TUPE: service provision change

01.07.2016

The EAT has held in Amaryllis Ltd -v- Mr McLeod and others 2016 that when determining whether there has been a service provision change, the principal purpose of any organised grouping of workers is to be assessed at the point immediately before the change of provider, and not historically.
Millbrook Furnishings Ltd had carried out work for the Ministry of Defence (MoD) for a number of years. Originally the contract was between Millbrook and the MoD; there followed a period where the contract was awarded to Amaryllis Ltd and Millbrook was a sub-contractor of Amaryllis. Millbrook regained the contract but was unsuccessful when the contract came up for re-tender in 2014, and it was awarded to Amaryllis once more. The question was whether this constituted a service provision change under regulation 3(3)(a)(i) of the Transfer of Undertakings (Protection of Employment) Regulations 2006.

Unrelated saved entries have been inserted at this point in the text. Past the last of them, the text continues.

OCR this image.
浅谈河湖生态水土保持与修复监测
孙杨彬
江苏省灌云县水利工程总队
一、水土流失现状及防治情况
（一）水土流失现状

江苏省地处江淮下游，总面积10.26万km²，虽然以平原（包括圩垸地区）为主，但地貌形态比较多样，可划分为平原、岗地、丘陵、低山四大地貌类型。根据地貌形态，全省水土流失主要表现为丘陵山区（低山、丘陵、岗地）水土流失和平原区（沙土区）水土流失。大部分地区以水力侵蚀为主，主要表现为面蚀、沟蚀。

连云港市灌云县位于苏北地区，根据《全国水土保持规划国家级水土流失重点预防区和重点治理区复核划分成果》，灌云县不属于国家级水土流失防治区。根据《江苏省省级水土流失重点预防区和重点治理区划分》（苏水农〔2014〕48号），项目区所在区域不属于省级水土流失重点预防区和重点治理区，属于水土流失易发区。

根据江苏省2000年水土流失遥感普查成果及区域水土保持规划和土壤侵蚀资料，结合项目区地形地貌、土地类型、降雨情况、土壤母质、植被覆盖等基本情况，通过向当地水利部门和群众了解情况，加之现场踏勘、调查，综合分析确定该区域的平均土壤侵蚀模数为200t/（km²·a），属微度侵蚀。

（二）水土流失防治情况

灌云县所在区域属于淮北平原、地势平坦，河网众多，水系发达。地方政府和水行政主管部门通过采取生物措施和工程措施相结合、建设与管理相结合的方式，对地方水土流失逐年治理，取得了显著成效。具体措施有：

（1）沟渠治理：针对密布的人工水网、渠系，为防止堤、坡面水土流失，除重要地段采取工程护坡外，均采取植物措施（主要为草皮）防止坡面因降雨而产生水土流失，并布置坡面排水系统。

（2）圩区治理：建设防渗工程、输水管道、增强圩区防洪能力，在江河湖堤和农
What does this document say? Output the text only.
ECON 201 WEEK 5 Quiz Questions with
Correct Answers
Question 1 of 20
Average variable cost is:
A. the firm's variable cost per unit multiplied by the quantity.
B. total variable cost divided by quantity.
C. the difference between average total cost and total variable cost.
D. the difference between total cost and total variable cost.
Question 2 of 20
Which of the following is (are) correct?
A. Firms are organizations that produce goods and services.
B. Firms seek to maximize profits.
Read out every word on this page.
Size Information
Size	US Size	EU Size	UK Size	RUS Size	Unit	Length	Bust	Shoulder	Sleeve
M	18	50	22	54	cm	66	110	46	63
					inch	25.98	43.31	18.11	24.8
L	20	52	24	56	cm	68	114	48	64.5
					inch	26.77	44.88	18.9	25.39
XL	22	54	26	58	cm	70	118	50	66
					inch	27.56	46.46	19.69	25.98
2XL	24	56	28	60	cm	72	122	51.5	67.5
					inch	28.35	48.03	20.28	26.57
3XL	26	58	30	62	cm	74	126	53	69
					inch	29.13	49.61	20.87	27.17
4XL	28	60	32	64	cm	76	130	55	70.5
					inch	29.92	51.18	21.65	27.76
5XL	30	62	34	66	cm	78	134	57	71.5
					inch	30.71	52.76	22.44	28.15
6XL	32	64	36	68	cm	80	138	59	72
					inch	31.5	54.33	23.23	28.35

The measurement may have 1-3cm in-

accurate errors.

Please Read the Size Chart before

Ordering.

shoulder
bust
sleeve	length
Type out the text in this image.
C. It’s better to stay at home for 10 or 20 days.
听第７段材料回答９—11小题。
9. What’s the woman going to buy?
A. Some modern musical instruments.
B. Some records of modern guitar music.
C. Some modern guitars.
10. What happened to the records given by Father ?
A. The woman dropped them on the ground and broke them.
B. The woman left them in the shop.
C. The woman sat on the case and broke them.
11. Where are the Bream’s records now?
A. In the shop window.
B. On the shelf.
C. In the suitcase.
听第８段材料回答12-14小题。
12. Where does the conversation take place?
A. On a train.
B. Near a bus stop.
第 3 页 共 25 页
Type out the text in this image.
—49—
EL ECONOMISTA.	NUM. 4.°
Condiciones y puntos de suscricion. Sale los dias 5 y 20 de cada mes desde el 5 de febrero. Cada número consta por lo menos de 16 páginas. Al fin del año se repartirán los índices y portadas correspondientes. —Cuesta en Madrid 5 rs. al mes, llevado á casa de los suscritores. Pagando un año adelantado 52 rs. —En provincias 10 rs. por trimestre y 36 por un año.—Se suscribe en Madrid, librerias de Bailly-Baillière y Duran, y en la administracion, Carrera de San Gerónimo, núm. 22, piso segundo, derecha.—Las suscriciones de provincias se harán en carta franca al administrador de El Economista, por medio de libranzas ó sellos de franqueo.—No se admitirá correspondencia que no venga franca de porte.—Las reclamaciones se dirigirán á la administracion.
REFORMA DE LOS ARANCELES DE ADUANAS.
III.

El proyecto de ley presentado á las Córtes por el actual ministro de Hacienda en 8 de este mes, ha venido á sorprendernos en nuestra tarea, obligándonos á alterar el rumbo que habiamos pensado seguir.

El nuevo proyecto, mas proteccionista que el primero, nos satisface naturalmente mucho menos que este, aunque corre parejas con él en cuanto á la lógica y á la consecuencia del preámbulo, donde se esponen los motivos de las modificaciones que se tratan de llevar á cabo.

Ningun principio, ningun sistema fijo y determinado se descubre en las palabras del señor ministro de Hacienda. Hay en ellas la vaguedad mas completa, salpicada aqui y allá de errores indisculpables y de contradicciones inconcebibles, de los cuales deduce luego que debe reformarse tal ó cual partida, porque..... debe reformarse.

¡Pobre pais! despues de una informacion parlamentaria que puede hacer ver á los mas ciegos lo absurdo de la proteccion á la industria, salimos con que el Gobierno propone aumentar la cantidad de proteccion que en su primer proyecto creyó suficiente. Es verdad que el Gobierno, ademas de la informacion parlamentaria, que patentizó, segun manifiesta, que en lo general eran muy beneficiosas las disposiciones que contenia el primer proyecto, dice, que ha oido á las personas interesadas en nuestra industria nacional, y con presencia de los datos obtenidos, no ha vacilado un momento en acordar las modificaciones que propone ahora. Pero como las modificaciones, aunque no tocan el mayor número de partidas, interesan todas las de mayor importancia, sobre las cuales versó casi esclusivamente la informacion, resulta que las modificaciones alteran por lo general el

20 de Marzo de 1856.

At first instance, it was held that there had been a service provision change. However, it was overturned by the EAT who held that the key question is whether there is an organised grouping of employees whose principal purpose is the carrying out of the relevant activities on behalf of the relevant client, immediately before the transfer. The historical context, i.e. the purpose for which the department had been set up fifty years earlier, could not be relied upon – not least of all because there had been a break of several years when Millbrook was a subcontractor of Amaryllis (and the client was therefore Amaryllis, not the MoD). Although there was evidence that Millbrook’s employees were spending about 68% of their time on the MoD contract, this was because it was their biggest client, rather than because there had been a conscious decision to group them in this way.